Scott Brown's campaign has been telling Massachusetts voters that the candidate opposes national health care reform on the grounds that it would prove a "raw deal" for voters in his home state. A Brown spokesman told Politico's Ben Smith:
"In Massachusetts, 98 percent of residents are covered by insurance through our own state reforms. The plan is not perfect, and we need to get costs down, but we have already achieved near-universal coverage. There is nothing for us in a national plan except higher taxes and more spending to finance coverage expansions in other states. It's a raw deal for Massachusetts."
Judging by this report at The Daily Caller, that's a sentiment shared by a lot of Massachusetts residents.
Brown gained ground by arguing that because the state already has near-universal coverage, Massachusetts taxpayers don't need to pay more for the rest of the country to get it too.
"Scott Brown has repeatedly been saying, 'Why do we need to pay for this? We already have our plan and now we're going to pay for everyone else to be covered,'" Paleologos said.
It's worth noting, though, that by many measures the Massachusetts plan itself has been a raw deal for the state's residents. As I've noted elsewhere, its overall costs are ballooning out of control, with state insurance commissioners and independent analysts warning that, without significant changes, the program is probably not sustainable. Meanwhile, the state's insurance premiums are the highest in the country, and more double-digit rate hikes are expected.

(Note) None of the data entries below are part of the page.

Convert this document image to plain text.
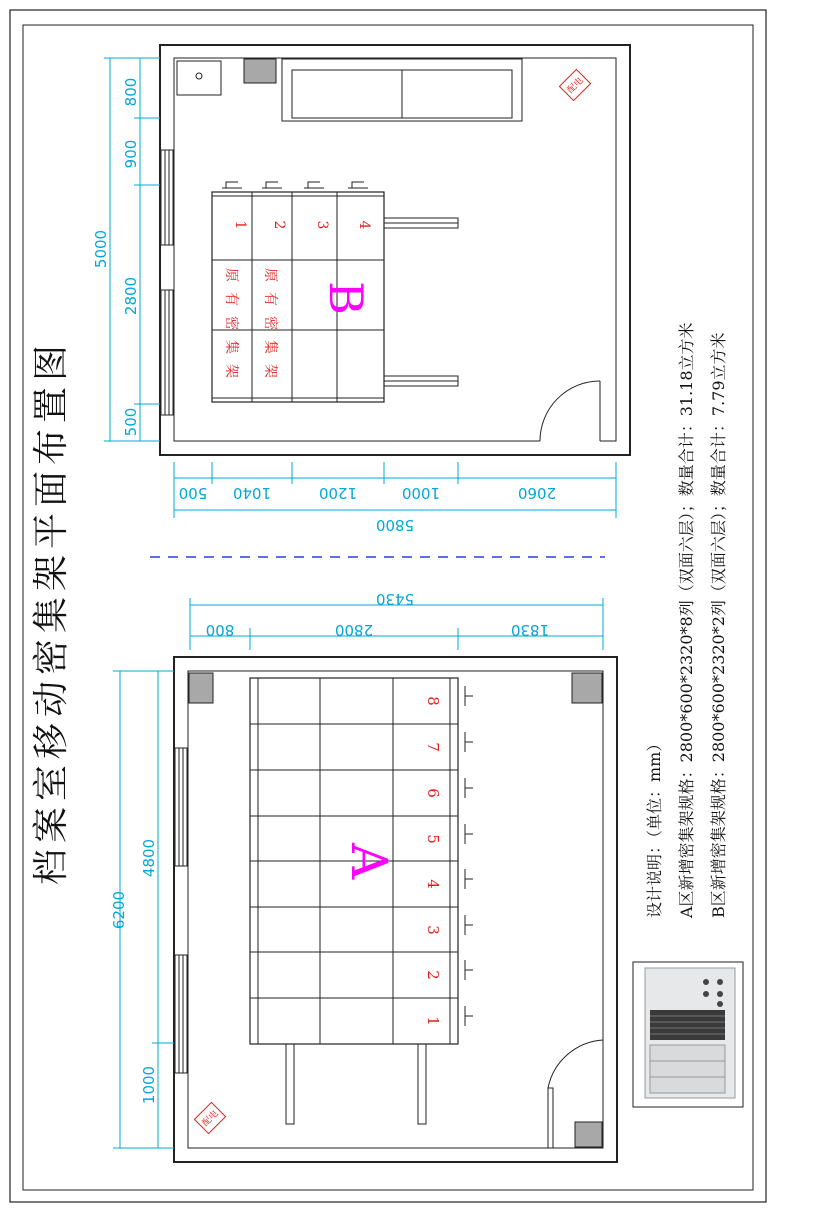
1 2 3 4
原有密集架 原有密集架 B
5000
800
900
2800
500
500 1040	1200	1000	2060
5800
5430
800	2800	1830
8
7
6
5
4
3
2
1
A
6200
4800
1000
配电
配电
档案室移动密集架平面布置图	设计说明：（单位：mm） A区新增密集架规格：2800*600*2320*8列（双面六层）；数量合计：31.18立方米 B区新增密集架规格：2800*600*2320*2列（双面六层）；数量合计：7.79立方米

Supporters of the program point to its uninsured rate, the lowest in the nation. But as a new study from University of Kentucky economist Aaron Yelowitz and Cato's Michael Cannon indicates, that figure may not be quite the selling point it seems:
We find evidence that Massachusetts' individual mandate induces uninsured residents to conceal their true insurance status. Even setting that source of bias aside, we find the official estimate reported by the Commonwealth almost certainly overstates the law's impact on insurance coverage, likely by 45 percent. In contrast to previous studies, we find evidence of substantial crowdout of private coverage among low-income adults and children. The law appears to have compressed self-reported health outcomes, without necessarily improving overall health. Our results suggest that more than 60 percent fewer young adults are relocating to Massachusetts as a result of the law. Finally, we conclude that leading estimates understate the law's cost by at least one third, and likely more.
The study looks at the survey methodology used to figure out how many individuals in the state are insured and concludes that there's strong circumstantial evidence that the results are skewed toward overcounting the number of insured. Why? Because the state's individual mandate makes it illegal to be uninsured, meaning individuals are less likely to admit that they aren't. It's difficult to definitively determine the exact effects of this sort of bias, but Yellowitz and Cannon make a good case that the 98-percent-insured figure is probably off by quite a bit.